Tanking for lottery balls may be a thing of the past.
The NBA has disclosed a new anti-tanking reform called the “3-2-1 lottery” to all 30 general managers that aims to deter teams from trying to lose games in order to gain better draft position, ESPN’s Shams Charania reported on Tuesday.
The proposal would expand the draft lottery to 16 teams, flatten odds, and have a relegation zone where the bottom 3 teams are penalized with fewer lottery balls for the No. 1 pick, Charania added.
The lottery currently includes 14 teams. The new system is dubbed the “3-2-1 lottery” to represent the number of balls potentially possessed by each team, with teams in the relegation zone losing a lottery ball.
Other details include that no team would be able to pick first in consecutive years, win three straight top-five picks, or protect picks in the 12-15 range.
Charania also reported that while there could be minor modifications to the proposal, the key points of the framework have support from the majority of teams.
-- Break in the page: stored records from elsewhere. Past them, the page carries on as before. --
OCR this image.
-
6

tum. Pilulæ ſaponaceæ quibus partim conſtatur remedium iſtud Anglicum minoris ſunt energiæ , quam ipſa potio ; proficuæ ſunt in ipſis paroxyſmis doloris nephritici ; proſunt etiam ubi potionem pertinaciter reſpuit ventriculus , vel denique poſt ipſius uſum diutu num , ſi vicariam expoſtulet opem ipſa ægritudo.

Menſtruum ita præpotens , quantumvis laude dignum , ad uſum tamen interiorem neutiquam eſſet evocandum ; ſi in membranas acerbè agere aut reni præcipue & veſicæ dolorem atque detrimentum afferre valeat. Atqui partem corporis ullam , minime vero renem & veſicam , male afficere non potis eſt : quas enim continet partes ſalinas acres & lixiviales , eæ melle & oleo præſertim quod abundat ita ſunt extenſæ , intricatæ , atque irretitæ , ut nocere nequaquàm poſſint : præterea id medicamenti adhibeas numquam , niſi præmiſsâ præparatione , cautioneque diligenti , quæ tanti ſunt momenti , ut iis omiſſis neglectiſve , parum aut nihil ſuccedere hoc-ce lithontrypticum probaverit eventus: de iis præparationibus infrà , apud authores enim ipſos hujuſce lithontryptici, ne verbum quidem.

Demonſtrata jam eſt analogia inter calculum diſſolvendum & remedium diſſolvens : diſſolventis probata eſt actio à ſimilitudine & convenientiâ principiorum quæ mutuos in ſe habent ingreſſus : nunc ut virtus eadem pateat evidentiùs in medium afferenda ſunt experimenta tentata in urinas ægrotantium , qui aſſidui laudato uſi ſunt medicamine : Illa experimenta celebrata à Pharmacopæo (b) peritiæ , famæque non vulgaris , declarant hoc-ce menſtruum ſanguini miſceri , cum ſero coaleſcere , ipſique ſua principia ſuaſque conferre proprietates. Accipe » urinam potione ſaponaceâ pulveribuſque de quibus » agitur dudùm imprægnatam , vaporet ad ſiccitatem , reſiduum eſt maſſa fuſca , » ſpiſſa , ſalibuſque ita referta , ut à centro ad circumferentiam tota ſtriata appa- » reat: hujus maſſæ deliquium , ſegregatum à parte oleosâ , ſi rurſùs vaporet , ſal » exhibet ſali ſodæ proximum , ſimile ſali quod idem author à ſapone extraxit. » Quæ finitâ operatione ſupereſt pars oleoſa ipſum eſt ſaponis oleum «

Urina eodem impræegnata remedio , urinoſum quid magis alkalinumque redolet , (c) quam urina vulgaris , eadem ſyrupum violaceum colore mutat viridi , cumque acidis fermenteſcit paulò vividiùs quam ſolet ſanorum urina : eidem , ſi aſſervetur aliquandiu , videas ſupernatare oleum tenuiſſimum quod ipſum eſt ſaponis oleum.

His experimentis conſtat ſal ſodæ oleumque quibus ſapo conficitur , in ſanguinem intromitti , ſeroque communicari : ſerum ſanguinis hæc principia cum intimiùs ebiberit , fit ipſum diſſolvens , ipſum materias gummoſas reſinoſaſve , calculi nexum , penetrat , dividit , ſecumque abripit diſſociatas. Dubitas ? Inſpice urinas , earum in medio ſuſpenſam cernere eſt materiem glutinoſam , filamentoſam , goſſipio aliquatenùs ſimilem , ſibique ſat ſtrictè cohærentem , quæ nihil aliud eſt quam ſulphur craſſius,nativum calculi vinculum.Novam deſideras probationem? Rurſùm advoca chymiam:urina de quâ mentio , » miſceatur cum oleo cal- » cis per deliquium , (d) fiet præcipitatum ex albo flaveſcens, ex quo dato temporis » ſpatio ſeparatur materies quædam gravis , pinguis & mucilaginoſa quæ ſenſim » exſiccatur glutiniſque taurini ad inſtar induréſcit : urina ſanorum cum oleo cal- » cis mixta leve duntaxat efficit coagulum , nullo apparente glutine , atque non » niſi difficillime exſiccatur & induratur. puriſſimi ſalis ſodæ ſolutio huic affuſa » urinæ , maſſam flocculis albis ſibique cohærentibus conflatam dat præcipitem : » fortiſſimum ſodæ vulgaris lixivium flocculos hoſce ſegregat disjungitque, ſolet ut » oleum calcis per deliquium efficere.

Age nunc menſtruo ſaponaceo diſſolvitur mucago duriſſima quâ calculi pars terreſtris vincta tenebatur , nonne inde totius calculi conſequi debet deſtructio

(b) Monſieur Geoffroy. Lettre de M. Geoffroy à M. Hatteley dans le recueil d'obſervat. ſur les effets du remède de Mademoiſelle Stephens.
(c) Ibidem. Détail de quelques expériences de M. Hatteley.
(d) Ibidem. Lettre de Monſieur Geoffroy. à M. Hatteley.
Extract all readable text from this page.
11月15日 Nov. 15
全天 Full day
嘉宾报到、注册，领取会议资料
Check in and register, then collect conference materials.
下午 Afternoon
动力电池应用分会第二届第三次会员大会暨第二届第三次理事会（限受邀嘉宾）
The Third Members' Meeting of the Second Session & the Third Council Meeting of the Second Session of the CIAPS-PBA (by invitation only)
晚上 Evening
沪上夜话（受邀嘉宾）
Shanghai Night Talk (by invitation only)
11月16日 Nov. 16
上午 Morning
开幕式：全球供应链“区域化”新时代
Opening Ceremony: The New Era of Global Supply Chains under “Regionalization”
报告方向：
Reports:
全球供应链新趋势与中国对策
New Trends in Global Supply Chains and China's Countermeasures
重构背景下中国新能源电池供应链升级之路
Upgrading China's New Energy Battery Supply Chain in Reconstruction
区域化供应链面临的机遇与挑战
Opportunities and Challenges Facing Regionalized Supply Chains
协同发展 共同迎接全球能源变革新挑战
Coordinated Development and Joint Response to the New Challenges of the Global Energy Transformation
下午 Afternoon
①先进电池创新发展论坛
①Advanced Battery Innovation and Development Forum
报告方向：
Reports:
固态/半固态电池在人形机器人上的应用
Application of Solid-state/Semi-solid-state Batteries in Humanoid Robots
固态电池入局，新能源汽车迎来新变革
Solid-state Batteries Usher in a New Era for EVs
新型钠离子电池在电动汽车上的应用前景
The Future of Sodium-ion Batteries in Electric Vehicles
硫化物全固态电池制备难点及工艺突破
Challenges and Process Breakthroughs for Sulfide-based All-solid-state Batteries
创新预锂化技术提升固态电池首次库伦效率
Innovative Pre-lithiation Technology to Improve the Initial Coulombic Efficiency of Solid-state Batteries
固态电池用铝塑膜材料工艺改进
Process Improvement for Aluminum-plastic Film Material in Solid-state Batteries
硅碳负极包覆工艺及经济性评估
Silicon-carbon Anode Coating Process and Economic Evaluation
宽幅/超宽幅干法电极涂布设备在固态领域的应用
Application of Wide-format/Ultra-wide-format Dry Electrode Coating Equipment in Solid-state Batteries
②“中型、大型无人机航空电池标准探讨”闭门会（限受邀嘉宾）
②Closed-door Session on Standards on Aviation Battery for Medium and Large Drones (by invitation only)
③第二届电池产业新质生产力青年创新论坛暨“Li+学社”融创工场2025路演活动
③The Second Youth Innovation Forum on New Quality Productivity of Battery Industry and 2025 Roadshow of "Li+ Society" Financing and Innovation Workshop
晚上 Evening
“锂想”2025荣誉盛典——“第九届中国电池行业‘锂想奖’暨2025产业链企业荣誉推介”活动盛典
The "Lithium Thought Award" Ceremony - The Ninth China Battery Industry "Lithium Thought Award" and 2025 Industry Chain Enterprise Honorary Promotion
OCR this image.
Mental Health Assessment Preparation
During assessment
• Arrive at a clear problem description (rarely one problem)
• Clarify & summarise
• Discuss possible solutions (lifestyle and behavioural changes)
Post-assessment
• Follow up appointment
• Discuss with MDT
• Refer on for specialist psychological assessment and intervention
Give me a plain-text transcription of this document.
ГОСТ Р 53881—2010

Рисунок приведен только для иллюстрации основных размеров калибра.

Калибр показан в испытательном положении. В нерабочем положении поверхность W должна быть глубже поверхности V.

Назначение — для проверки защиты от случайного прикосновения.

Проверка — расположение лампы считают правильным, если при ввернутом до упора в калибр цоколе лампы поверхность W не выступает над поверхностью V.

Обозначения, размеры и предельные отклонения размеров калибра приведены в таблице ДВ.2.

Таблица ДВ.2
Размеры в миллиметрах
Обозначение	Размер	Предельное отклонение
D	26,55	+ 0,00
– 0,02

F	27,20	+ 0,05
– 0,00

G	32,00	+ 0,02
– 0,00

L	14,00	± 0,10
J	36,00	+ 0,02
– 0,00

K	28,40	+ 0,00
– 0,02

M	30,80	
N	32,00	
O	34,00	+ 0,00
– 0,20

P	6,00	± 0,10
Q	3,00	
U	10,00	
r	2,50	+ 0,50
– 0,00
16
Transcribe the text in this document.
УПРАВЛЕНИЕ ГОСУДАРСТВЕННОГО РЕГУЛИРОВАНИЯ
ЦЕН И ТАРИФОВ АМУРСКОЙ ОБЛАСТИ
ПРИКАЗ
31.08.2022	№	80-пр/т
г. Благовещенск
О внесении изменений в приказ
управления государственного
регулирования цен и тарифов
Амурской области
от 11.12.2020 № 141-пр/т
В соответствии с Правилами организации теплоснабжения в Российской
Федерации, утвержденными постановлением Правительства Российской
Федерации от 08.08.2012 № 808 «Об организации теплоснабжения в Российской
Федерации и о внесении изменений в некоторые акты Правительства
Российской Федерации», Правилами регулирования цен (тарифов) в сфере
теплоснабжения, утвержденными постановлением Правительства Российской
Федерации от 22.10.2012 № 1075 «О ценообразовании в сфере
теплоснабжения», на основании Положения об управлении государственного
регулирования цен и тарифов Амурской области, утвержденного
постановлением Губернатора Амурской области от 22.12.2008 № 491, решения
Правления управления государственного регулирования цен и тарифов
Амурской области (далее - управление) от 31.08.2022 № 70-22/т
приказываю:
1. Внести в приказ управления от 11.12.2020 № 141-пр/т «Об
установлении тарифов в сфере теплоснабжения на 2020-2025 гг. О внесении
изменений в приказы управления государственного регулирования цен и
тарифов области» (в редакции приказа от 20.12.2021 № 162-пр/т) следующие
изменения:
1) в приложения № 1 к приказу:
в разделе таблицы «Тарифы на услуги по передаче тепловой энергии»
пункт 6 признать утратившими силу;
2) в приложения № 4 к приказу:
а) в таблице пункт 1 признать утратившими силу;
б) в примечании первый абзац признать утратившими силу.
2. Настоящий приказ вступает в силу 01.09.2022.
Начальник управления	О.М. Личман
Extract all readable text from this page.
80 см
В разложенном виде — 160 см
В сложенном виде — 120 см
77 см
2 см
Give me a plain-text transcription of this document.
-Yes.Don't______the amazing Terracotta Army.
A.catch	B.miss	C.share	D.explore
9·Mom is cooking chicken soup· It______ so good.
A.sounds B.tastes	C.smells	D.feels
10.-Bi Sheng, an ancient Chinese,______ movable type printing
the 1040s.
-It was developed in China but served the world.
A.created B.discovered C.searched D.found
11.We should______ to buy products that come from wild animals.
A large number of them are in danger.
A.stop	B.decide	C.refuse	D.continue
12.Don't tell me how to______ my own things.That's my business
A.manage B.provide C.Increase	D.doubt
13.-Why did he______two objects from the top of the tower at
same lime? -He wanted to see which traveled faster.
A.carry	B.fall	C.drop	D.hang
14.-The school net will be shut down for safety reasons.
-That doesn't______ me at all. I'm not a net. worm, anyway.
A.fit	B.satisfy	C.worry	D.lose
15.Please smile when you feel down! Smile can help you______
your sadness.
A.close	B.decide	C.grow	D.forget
Two teams were penalized for tanking this season in February. The Indiana Pacers were dinged $100,000 and the Utah Jazz $500,000 for “Overt behaviour … that prioritizes draft position over winning (which) undermines the foundation of NBA competition,” NBA commissioner Adam Silver said.
Now Silver has taken the first step towards making good on his word after insisting in March that the league will change its draft process and address tanking before the start of next season.
The NBA’s board of governors discussed tanking at a two-day meeting in late March.
Silver said then that the league has been working on a tanking resolution for months. The NBA last changed its draft process in 2019, flattening odds for the three worst teams and expanding the lottery field, also to discourage tanking.
Silver also said in March that the next step would likely be a board meeting in May that could conclude with changes to the draft rules.